According to VMware, no operations on the compute node with DIMM failure are safe. It is a job of the hardware to protect ESXi and Guest OS layers from possible data corruption in such cases. If the underlying hardware can isolate the broken memory blocks, all operations on the layers continue to work as expected. However, if the hardware fails to do so, you might notice catastrophic issues at the ESXi and Guest OS level.

Resolution

According to VMware, to avoid unpredictable business impact, immediately ask for managed downtime to shut down all the virtual machines on the impacted compute node when you see the DIMM failure event. Do not migrate the virtual machines unless you restart the compute node. From IBM® Cloud Pak System perspective, during any DIMM failure hardware situation and to avoid any data corruptions on the virtual machines, consider these actions:
  • First, shut down the running virtual machines on that host.
  • Restart the host.
  • Put the host to quiesce state.
  • Add more compute node if poweredOff state requires more compute node to balance the resources.

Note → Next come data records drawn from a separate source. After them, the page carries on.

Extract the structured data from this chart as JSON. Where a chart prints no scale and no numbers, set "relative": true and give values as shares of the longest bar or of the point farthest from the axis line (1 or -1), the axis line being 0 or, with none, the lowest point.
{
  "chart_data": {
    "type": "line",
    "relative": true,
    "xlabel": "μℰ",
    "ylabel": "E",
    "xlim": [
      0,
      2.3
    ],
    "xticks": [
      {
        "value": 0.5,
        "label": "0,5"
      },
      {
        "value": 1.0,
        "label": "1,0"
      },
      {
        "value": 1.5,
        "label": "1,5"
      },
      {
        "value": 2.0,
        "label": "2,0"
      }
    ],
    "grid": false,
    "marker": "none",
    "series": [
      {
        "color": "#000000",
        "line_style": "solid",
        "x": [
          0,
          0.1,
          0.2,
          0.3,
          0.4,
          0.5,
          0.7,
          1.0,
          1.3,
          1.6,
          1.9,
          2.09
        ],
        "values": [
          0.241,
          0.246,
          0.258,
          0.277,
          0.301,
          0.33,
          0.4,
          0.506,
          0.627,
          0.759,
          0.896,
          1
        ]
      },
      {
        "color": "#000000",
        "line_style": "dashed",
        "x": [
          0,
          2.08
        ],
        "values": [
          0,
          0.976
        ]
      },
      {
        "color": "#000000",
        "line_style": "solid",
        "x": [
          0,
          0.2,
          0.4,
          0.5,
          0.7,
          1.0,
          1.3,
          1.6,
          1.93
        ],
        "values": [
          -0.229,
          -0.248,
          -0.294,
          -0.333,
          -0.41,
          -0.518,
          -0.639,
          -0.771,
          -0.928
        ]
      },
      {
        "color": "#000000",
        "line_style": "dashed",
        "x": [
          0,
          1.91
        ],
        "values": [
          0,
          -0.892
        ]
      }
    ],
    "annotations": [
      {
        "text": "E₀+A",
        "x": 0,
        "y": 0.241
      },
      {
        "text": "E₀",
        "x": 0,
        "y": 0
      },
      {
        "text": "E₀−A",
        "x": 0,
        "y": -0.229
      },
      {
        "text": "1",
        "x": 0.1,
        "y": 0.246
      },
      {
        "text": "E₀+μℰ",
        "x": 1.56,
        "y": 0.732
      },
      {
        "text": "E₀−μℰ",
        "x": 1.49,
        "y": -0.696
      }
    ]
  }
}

  • Put this impacted host into maintenance mode to get the powered off virtual machines migrated to other hosts.
  • Power on the virtual machines.
  • Then, get the hardware issue fixed.
Follow these steps:
  1. Request for critical managed downtime.
  2. Gracefully shut down the compute node.
  3. Restart the compute node and recover the virtual machines on it.
  4. Migrate the virtual machines to the other compute nodes in the cloud group.
  5. Replace the compute node with good compute node in the environment and add to the cloud group to get back the workloads (virtual machines) on the new compute node.
  6. Put this impacted compute node in maintenance mode so that this compute node cannot be used until faulty hardware is fixed.
  7. Track the callhome ticket to get the hardware service to replace the fault DIMM. The faulty DIMM failure compute node must not be used until the hardware service gets completed.